[1] The very polite individual alluded to no longer fills the post of Consul at Bayonne.
[2] The following inscriptions are placed at the feet of the respective statues:
"Aqui yace el muy Ilustre Señor Don Pedro Hernandez de Velasco, Condestable de Castilla, Señor del estado, y gran casa de Velasco, hijo de Don Pedro Hernandez de Velasco, y de Doña Beatriz Manrique, Condes de Haro. Murio de setenta y siete años, anno de mil cuatro cientos y noventa y dos, siendo solo Virey de estos reynos por los Reyes Catolicos."
"Aqui yace la muy Ilustre Señora Doña Mencia de Mendoza, Condesa de Haro, muger del Condestable Don Pedro Hernandez de Velasco, hija de Don Inigo Lopez de Mendoza, y de Doña Catalina de Figueroa, Marqueses de Santillana.
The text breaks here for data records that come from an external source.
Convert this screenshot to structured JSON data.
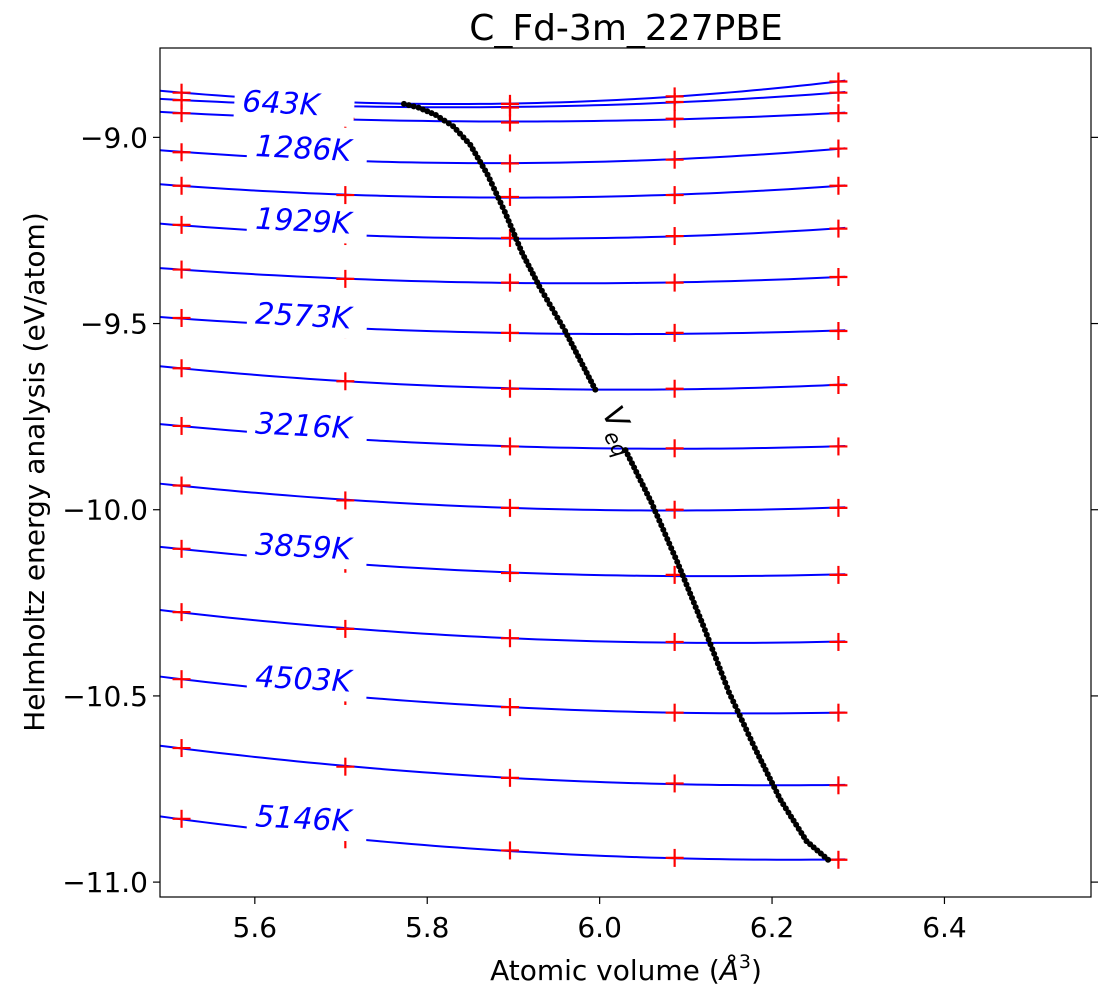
{
  "chart_data": {
    "type": "line",
    "title": "C_Fd-3m_227PBE",
    "xlabel_text": "Atomic volume (",
    "xlabel_symbol": "Å",
    "xlabel_exp": "3",
    "xlabel_close": ")",
    "ylabel": "Helmholtz energy analysis (eV/atom)",
    "xlim": [
      5.49,
      6.57
    ],
    "ylim": [
      -11.04,
      -8.76
    ],
    "xticks": [
      5.6,
      5.8,
      6.0,
      6.2,
      6.4
    ],
    "xtick_labels": [
      "5.6",
      "5.8",
      "6.0",
      "6.2",
      "6.4"
    ],
    "yticks": [
      -9.0,
      -9.5,
      -10.0,
      -10.5,
      -11.0
    ],
    "ytick_labels": [
      "−9.0",
      "−9.5",
      "−10.0",
      "−10.5",
      "−11.0"
    ],
    "grid": false,
    "colors": {
      "curve": "#0000ff",
      "points": "#ff0000",
      "veq": "#000000",
      "label": "#0000ff"
    },
    "volumes": [
      5.515,
      5.705,
      5.896,
      6.087,
      6.277
    ],
    "isotherms": [
      {
        "values": [
          -8.88,
          -8.905,
          -8.91,
          -8.89,
          -8.85
        ]
      },
      {
        "values": [
          -8.9,
          -8.915,
          -8.92,
          -8.905,
          -8.88
        ]
      },
      {
        "values": [
          -8.935,
          -8.95,
          -8.96,
          -8.95,
          -8.935
        ]
      },
      {
        "values": [
          -9.04,
          -9.06,
          -9.07,
          -9.06,
          -9.03
        ]
      },
      {
        "values": [
          -9.13,
          -9.155,
          -9.16,
          -9.155,
          -9.13
        ]
      },
      {
        "values": [
          -9.235,
          -9.265,
          -9.27,
          -9.265,
          -9.245
        ]
      },
      {
        "values": [
          -9.355,
          -9.38,
          -9.39,
          -9.39,
          -9.375
        ]
      },
      {
        "values": [
          -9.485,
          -9.515,
          -9.525,
          -9.525,
          -9.52
        ]
      },
      {
        "values": [
          -9.62,
          -9.655,
          -9.675,
          -9.675,
          -9.665
        ]
      },
      {
        "values": [
          -9.775,
          -9.81,
          -9.83,
          -9.835,
          -9.83
        ]
      },
      {
        "values": [
          -9.935,
          -9.975,
          -9.995,
          -10.0,
          -9.995
        ]
      },
      {
        "values": [
          -10.105,
          -10.145,
          -10.17,
          -10.175,
          -10.175
        ]
      },
      {
        "values": [
          -10.275,
          -10.32,
          -10.345,
          -10.355,
          -10.355
        ]
      },
      {
        "values": [
          -10.455,
          -10.5,
          -10.53,
          -10.545,
          -10.545
        ]
      },
      {
        "values": [
          -10.64,
          -10.69,
          -10.72,
          -10.735,
          -10.74
        ]
      },
      {
        "values": [
          -10.83,
          -10.885,
          -10.915,
          -10.935,
          -10.94
        ]
      }
    ],
    "temperature_labels": [
      {
        "text": "643K",
        "x": 5.585,
        "y": -8.93
      },
      {
        "text": "1286K",
        "x": 5.6,
        "y": -9.05
      },
      {
        "text": "1929K",
        "x": 5.6,
        "y": -9.245
      },
      {
        "text": "2573K",
        "x": 5.6,
        "y": -9.5
      },
      {
        "text": "3216K",
        "x": 5.6,
        "y": -9.795
      },
      {
        "text": "3859K",
        "x": 5.6,
        "y": -10.12
      },
      {
        "text": "4503K",
        "x": 5.6,
        "y": -10.475
      },
      {
        "text": "5146K",
        "x": 5.6,
        "y": -10.85
      }
    ],
    "veq_label": {
      "main": "V",
      "sub": "eq",
      "x": 6.0,
      "y": -9.8
    },
    "veq_curve": [
      [
        5.773,
        -8.91
      ],
      [
        5.79,
        -8.92
      ],
      [
        5.81,
        -8.94
      ],
      [
        5.83,
        -8.97
      ],
      [
        5.85,
        -9.02
      ],
      [
        5.87,
        -9.1
      ],
      [
        5.89,
        -9.2
      ],
      [
        5.91,
        -9.31
      ],
      [
        5.93,
        -9.4
      ],
      [
        5.96,
        -9.52
      ],
      [
        5.98,
        -9.61
      ],
      [
        6.0,
        -9.7
      ],
      [
        6.03,
        -9.84
      ],
      [
        6.06,
        -9.98
      ],
      [
        6.09,
        -10.14
      ],
      [
        6.12,
        -10.31
      ],
      [
        6.15,
        -10.49
      ],
      [
        6.18,
        -10.64
      ],
      [
        6.21,
        -10.78
      ],
      [
        6.24,
        -10.89
      ],
      [
        6.265,
        -10.94
      ]
    ]
  }
}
Murio de setenta y nueve annos, anno de mil y quiniento."
[3] The above woodcut may, it is hoped, serve as a guide to future travellers in their search for this head, of which it has no pretension to give an adequate idea.
[4] It will be seen that this letter was written shortly after the Queen's return to Spain, and previous to the publication of her marriage.
[5] It is probable that this threat, supposing it real, may have assisted in determining the Queen's resolution, since executed, of publishing the marriage.
[6] The crown was valued in Cadiz at a hundred and sixty thousand pounds, of which the emerald, which supports the cross, represents forty thousand.
[7] She is of a wood, whether artificially or naturally, of a tint between the darkest mahogany and ebony.
[8] The Author has in every instance made use of the word Gothic, in preference to the employment of any sort of periphrasis; considering that the chief intention of a name is, not that its application should accord with its derivation, but rather that it should present to all who know it, or have dictionaries, an identical meaning, in order that the idea of the individual employing it may be speedily caught. Now the word Gothic having always been applied to this architecture, it is comprehended. A dismounted highwayman is termed a pad. The oblong area in the centre of Madrid is called a door. "What's in a name?"